Starlink continues to be a vital element in Ukraine’s efforts to repel the invasion forces of Vladimir Putin, since its network of satellites hovering in low earth orbit (LEO) has thus far proved to be impervious to electromagnetic attack—impressing even the Pentagon’s top brass.
Now the Russian government has warned Musk indirectly that it will shoot down his birds, which in Moscow’s view represent an “extremely dangerous trend” toward a “full-fledged arms race in outer space.”
Konstantin Vorontsov, deputy head of the Russian delegation to the United Nations, urged his colleagues to condemn what he argued was the United States’ co-opting commercial services for its own military purposes.
“Quasi-civilian infrastructure may become a legitimate target for retaliation,” he said during a meeting on Wednesday, calling for America to return to existing international legal agreements and norms governing outer space such as the UN treaty signed in 1967.
Russia has only been able to count on a handful of pariah states such as Belarus and North Korea for support at the UN. A large number of developing economies and nonaligned governments—including China, India, and South Africa—have however abstained from UN General Assembly votes condemning its illegal annexation of Ukrainian territory.
Washington fired back on Thursday, pledging to take proportionate action for any attacks on U.S. property.
“I would just say that any attack on U.S. infrastructure will be met with a response and will be met with a response appropriate to the threat that’s posed to our infrastructure,” said John Kirby, National Security Council coordinator for strategic communications, on Thursday.
Threat of bankruptcy
While Russia didn’t specifically single out Musk or Starlink by name, they are the most obvious targets.
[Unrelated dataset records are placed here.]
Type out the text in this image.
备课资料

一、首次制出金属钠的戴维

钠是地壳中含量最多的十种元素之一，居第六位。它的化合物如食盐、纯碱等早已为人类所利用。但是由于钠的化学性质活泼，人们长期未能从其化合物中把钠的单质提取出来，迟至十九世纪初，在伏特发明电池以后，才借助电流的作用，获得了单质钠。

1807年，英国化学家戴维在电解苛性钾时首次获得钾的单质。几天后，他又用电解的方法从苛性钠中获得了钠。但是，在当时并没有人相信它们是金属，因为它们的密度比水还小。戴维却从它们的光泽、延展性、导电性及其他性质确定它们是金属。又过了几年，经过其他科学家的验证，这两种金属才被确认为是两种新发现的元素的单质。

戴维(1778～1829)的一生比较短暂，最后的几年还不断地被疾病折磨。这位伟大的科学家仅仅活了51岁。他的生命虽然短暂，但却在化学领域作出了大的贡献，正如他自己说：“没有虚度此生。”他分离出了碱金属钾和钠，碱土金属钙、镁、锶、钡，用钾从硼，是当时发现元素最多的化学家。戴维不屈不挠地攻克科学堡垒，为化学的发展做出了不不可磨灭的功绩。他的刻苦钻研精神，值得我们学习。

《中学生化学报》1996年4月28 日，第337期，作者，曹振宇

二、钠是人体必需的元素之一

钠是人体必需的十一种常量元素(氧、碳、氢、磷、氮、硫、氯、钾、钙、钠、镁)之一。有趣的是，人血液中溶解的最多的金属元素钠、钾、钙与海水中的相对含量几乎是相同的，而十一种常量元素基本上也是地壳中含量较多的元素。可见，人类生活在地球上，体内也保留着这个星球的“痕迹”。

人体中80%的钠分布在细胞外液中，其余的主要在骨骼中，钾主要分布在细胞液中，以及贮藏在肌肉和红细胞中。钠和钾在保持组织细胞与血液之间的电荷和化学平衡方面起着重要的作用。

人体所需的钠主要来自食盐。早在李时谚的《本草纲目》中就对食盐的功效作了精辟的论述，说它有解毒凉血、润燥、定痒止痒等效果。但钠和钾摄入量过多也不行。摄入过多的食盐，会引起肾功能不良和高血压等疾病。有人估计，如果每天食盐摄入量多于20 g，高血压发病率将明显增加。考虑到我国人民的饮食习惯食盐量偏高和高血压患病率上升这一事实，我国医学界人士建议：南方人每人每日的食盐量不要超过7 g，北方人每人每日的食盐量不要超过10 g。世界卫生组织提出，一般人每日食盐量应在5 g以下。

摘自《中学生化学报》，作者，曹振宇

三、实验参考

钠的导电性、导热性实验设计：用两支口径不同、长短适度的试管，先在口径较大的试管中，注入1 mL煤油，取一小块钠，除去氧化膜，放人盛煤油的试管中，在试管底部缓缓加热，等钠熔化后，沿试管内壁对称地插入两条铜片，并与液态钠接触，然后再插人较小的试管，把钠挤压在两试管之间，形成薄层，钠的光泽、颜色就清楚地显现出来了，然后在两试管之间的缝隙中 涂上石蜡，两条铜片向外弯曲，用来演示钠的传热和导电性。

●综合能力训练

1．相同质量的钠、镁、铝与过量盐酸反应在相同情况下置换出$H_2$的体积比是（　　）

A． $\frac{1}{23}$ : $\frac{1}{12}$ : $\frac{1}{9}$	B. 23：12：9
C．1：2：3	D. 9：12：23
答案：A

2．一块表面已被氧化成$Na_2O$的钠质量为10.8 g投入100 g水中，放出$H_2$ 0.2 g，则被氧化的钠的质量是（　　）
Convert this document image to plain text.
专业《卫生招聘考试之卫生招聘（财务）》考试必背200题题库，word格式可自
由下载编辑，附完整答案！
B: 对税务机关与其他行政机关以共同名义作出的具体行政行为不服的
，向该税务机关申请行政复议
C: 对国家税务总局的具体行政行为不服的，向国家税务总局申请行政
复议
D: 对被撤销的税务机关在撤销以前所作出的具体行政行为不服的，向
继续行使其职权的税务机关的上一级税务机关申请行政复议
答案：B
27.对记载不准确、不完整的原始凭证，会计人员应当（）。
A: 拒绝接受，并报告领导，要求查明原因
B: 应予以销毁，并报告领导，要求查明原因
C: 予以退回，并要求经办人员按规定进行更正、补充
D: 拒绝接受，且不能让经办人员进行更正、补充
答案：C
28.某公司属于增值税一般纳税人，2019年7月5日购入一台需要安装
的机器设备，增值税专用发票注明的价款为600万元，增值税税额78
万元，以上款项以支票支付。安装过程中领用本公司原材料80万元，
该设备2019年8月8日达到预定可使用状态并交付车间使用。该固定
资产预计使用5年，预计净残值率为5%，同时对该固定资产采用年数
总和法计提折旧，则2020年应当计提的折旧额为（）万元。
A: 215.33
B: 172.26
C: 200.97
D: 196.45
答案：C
Musk has said his satellites have already been targeted by cyberwarfare attacks. There has also been speculation this month “Peresvet” laser beams fired from Belgorod in Russia have attempted to blind Starlink.
Should Russia follow through on its threats and actually shoot down some of his birds, it could cost Musk heavily. Each Falcon 9 launch, for which Musk’s SpaceX charges a commercial price of $67 million, can only deploy about 50 Starlink satellites. SpaceX has launched more than 3,000 Starlink satellites so far.
While SpaceX itself doesn’t disclose financial results, Musk said on Oct. 14 that Starlink—currently its core revenue-generating business—is still losing money: “It is insanely difficult for a LEO communications constellation to avoid bankruptcy.”
The following day he dropped a threat to cut financial support for Starlink service in Ukraine, after claiming it had cost his company $80 million so far.
Russia’s warnings may explain why the Tesla and SpaceX CEO, in a rather ham-handed manner, has recently sought to force Ukraine to the negotiating table.
“I’ve been up all night trying to think of any possible way to de-escalate this war,” he posted earlier this month.